Data also show that undocumented essential workers have long ties to the country, as follows:

  • On average, these workers have lived in the United States for 18 years.
  • Three-quarters of undocumented essential workers have lived in the United States for more than a decade, and almost one-fifth of these workers have lived in the country for at least 25 years.
  • Nearly 4.7 million people in the United States—1.2 million adults and 3.5 million children under 18—are married to or have a parent who is an undocumented essential worker.
  • More than 1.3 million of these family members—882,000 adults and 436,000 children—are undocumented Americans.
  • In 19 states—Texas, California, Florida, New York, Illinois, Georgia, North Carolina, New Jersey, Washington, Virginia, Arizona, Maryland, Colorado, Nevada, Pennsylvania, Tennessee, Oregon, Oklahoma, and Indiana—more than 50,000 residents have a spouse or parent who is an undocumented essential worker.

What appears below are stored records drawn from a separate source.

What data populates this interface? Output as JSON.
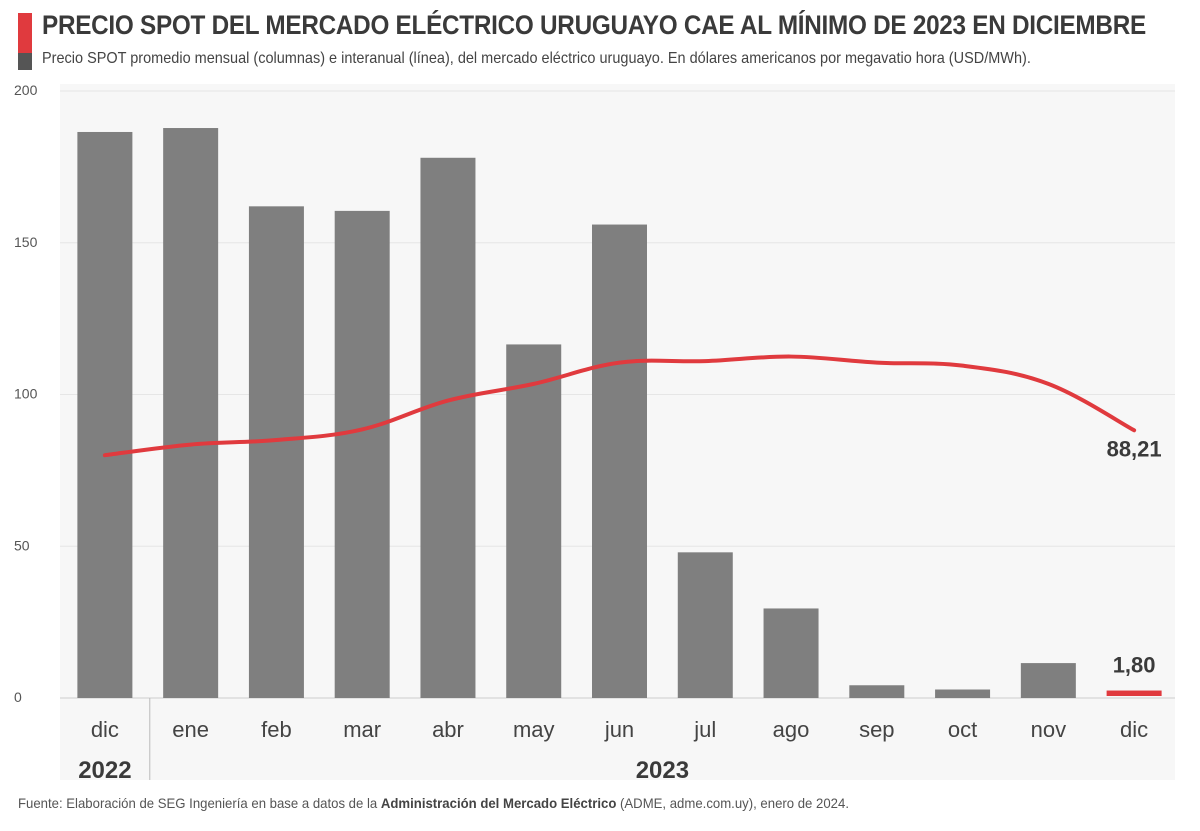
{
  "header": {
    "title": "PRECIO SPOT DEL MERCADO ELÉCTRICO URUGUAYO CAE AL MÍNIMO DE 2023 EN DICIEMBRE",
    "subtitle": "Precio SPOT promedio mensual (columnas) e interanual (línea), del mercado eléctrico uruguayo. En dólares americanos por megavatio hora (USD/MWh)."
  },
  "chart_data": {
    "type": "bar",
    "title": "PRECIO SPOT DEL MERCADO ELÉCTRICO URUGUAYO CAE AL MÍNIMO DE 2023 EN DICIEMBRE",
    "xlabel": "",
    "ylabel": "USD/MWh",
    "ylim": [
      0,
      200
    ],
    "yticks": [
      "0",
      "50",
      "100",
      "150",
      "200"
    ],
    "categories": [
      "dic",
      "ene",
      "feb",
      "mar",
      "abr",
      "may",
      "jun",
      "jul",
      "ago",
      "sep",
      "oct",
      "nov",
      "dic"
    ],
    "year_groups": [
      {
        "label": "2022",
        "count": 1
      },
      {
        "label": "2023",
        "count": 12
      }
    ],
    "series": [
      {
        "name": "Precio SPOT promedio mensual",
        "type": "bar",
        "color": "#7f7f7f",
        "highlight_color": "#e03a3e",
        "values": [
          186.5,
          187.8,
          162.0,
          160.5,
          178.0,
          116.5,
          156.0,
          48.0,
          29.5,
          4.2,
          2.8,
          11.5,
          1.8
        ]
      },
      {
        "name": "Precio SPOT promedio interanual",
        "type": "line",
        "color": "#e03a3e",
        "values": [
          80.0,
          83.5,
          85.0,
          88.5,
          98.0,
          103.5,
          110.5,
          111.0,
          112.5,
          110.5,
          109.5,
          103.5,
          88.21
        ]
      }
    ],
    "annotations": [
      {
        "label": "88,21",
        "series": 1,
        "index": 12
      },
      {
        "label": "1,80",
        "series": 0,
        "index": 12
      }
    ],
    "grid": true,
    "background": "#f7f7f7"
  },
  "footer": {
    "source_prefix": "Fuente: Elaboración de SEG Ingeniería en base a datos de la ",
    "source_bold": "Administración del Mercado Eléctrico",
    "source_suffix": " (ADME, adme.com.uy), enero de 2024."
  }
}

“Across the United States, millions of undocumented Americans are keeping our communities safe amid the coronavirus pandemic,” says Nicole Prchal Svajlenka, associate director for research on the Immigration Policy team at CAP and author of the column.“Protecting these individuals and their families by putting them on a pathway to citizenship isn’t just the right thing to do, it’s essential to ensuring that our recovery is equitable and robust.”